Cambridge Rindge & Latin School, Cambridge’s high school, is in the midst of $85 million in renovations, aided by a $32.2 million bond sale Tuesday.

The city’s $32.2 million bond sale went through as expected Tuesday, budget director David Kale said, providing $25 million for high school renovations and about $7.2 million — the remainder — for sewer improvements.

The buyer, beating out 10 other bidders, was Bank of America Merrill Lynch.

The buyer will be repaid 3.08 percent interest. It’s a slight improvement over last year’s sale of bonds, which are being paid back at 3.4 percent interest, Kale said Wednesday.

“We got a very, very favorable rate,” he said. “At the end of the day, this is one of the benefits of having AAA bond rating.

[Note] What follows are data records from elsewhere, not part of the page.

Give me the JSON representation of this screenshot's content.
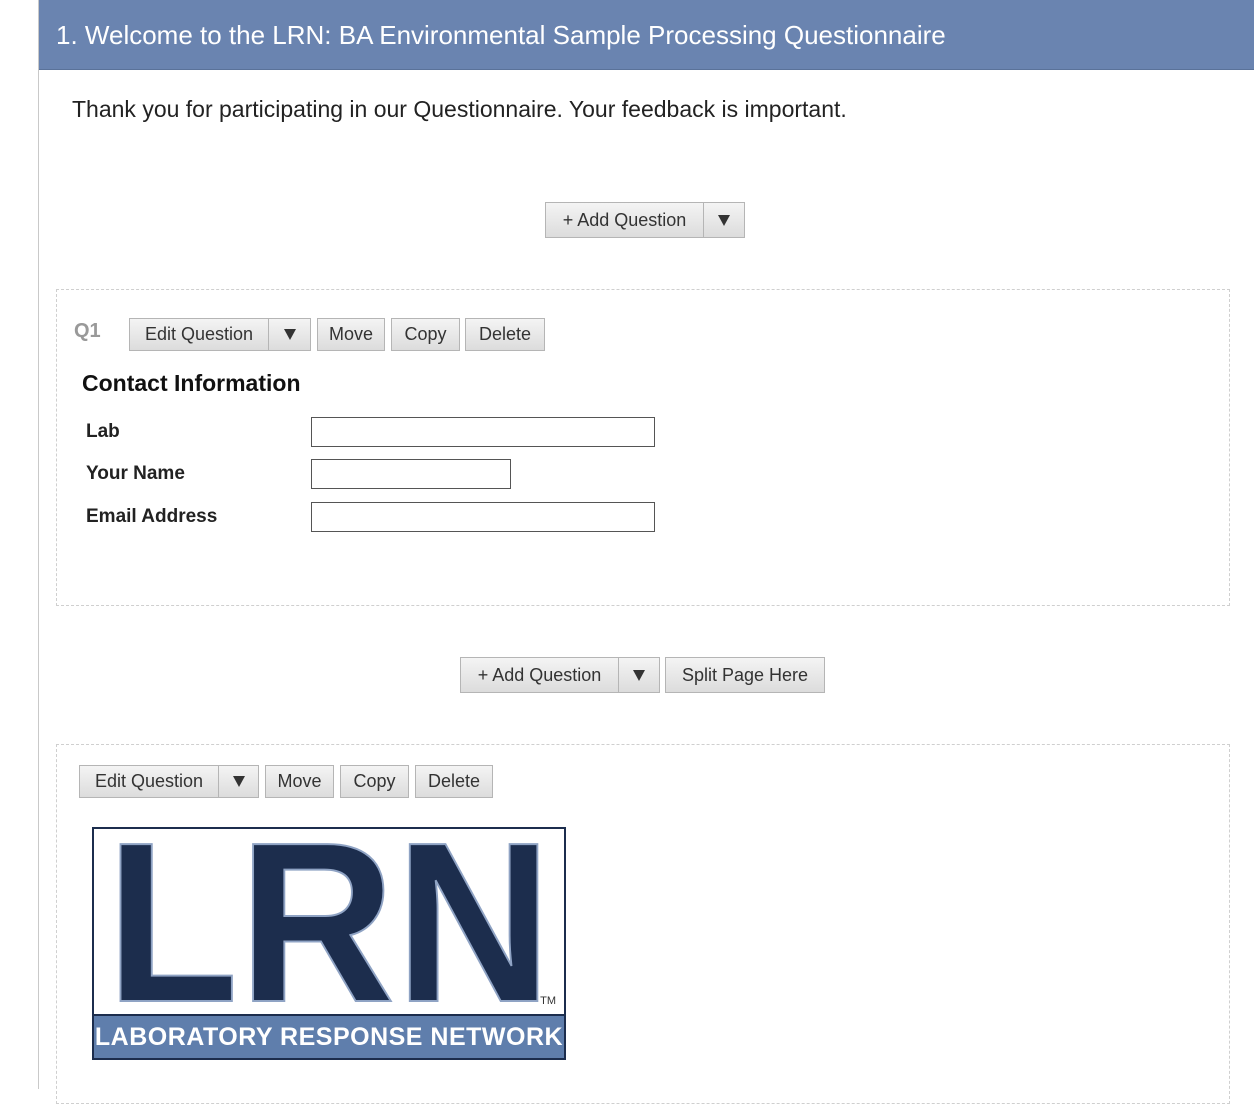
{
  "header": {
    "title": "1. Welcome to the LRN: BA Environmental Sample Processing Questionnaire"
  },
  "intro": {
    "text": "Thank you for participating in our Questionnaire. Your feedback is important."
  },
  "toolbar_top": {
    "add_question_label": "+ Add Question"
  },
  "question1": {
    "number": "Q1",
    "edit_label": "Edit Question",
    "move_label": "Move",
    "copy_label": "Copy",
    "delete_label": "Delete",
    "section_title": "Contact Information",
    "fields": [
      {
        "label": "Lab",
        "value": ""
      },
      {
        "label": "Your Name",
        "value": ""
      },
      {
        "label": "Email Address",
        "value": ""
      }
    ]
  },
  "toolbar_middle": {
    "add_question_label": "+ Add Question",
    "split_page_label": "Split Page Here"
  },
  "question2": {
    "edit_label": "Edit Question",
    "move_label": "Move",
    "copy_label": "Copy",
    "delete_label": "Delete",
    "logo": {
      "letters": "LRN",
      "trademark": "TM",
      "band_text": "LABORATORY RESPONSE NETWORK"
    }
  },
  "colors": {
    "header_bg": "#6a84b0",
    "logo_navy": "#1c2d4d",
    "logo_band": "#5f7eac"
  }
}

Basically you get a lot of [buyer] interest in your bonds, and typically once you get a lot of interest you generate good interest rates … lower than they would be.”

Financial stability is rated by three credit rating agencies hired by the city, and all three gave Cambridge — for the 11th year in a row — the highest possible score, AAA. To investors, the score means the city can be counted on to pay back its debt on time, and buyers of municipal bonds respond well to reliability even though they get a lower interest rate on the money paid back over the course of the loan. (The high school portion is in 20-year bonds, while the sewer portion must be paid back within 10 years, as has long been city practice.) A city or town that is considered less reliable must pay higher interest to draw investors’ attention to a bond sale, which raises the cost of large projects.

In this case, Cambridge benefits by paying lower interest on the latest portion of the $112 million cost of a two-year renovation at Cambridge Rindge & Latin School — about 30 percent of the city’s total share of $84 million. A primitive calculation: At the current rate of 3.08 percent, the city will pay $770,000 in interest; borrowing the same amount of money at last year’s interest rates would have cost the city $850,000, or an additional $80,000.

With an A or AA rating, the interest that would have to be paid by the city could have been anywhere from a third of a point to a full point higher, Kale said.

The city made its presentations to the rating agencies this month and announced the scores Feb. 8 to the City Council. The city posted its statement of rating agency score and intent to sell bonds on a trading site called Bidcomp/Parity and, on Tuesday, the sale went live. Kale’s budget office spent the day analyzing bids to find the best.

Agencies looked at whole picture

One of the more troubling spots on the presentations must have been the city’s looming pension strains. Cambridge must set up a fund (the “Other Post Employment Liability Trust Fund”) of about $599 million to pay costs of its retiree employees not already covered by city pensions, and has only started in the next budget with a $2 million transfer.

But the credit rating agencies made their scores cognizant of that, Kale said.

“We’re not the only people in the country with these issues … This isn’t a Cambridge issue. This is a cross-country issue,” he said. “The sense is, we’re no different than other cities and towns, and in some cases might be further ahead” because Cambridge is addressing the issue with a second study and putting putting funding mechanisms in place “down the road.”

The city does well selling at this time of year, Kale said, and benefits somewhat from a rocky national economy as well as from a high credit score. In times such as these, “Municipal bonds are in favor in terms of a place where people might want to put their money. It’s better than a CD,” he said, referring to an investment vehicle called a certificate of deposit. “Granted, it’s a longer-term investment [and] even though it’s lower than last year in terms of what we’re paying, it’s still — in comparison to other investment vehicles such as U.S. Treasuries — a better rate of return than what you can get right now.”

The current interest rate is also an improvement over what Cambridge got before the recession struck, but identifying what effect the economic slump has had on the annual sale “is a tough analysis to make,” Kale said.

Whatever the trends in the general economy, “We generate a good amount of bidders. Last year we had 12,” he said. “Basically because of our rating, we’re desirable. We’ll always generate some interest — a lot of interest.”

This post was updated from the original with information about pensions and the life of the bonds.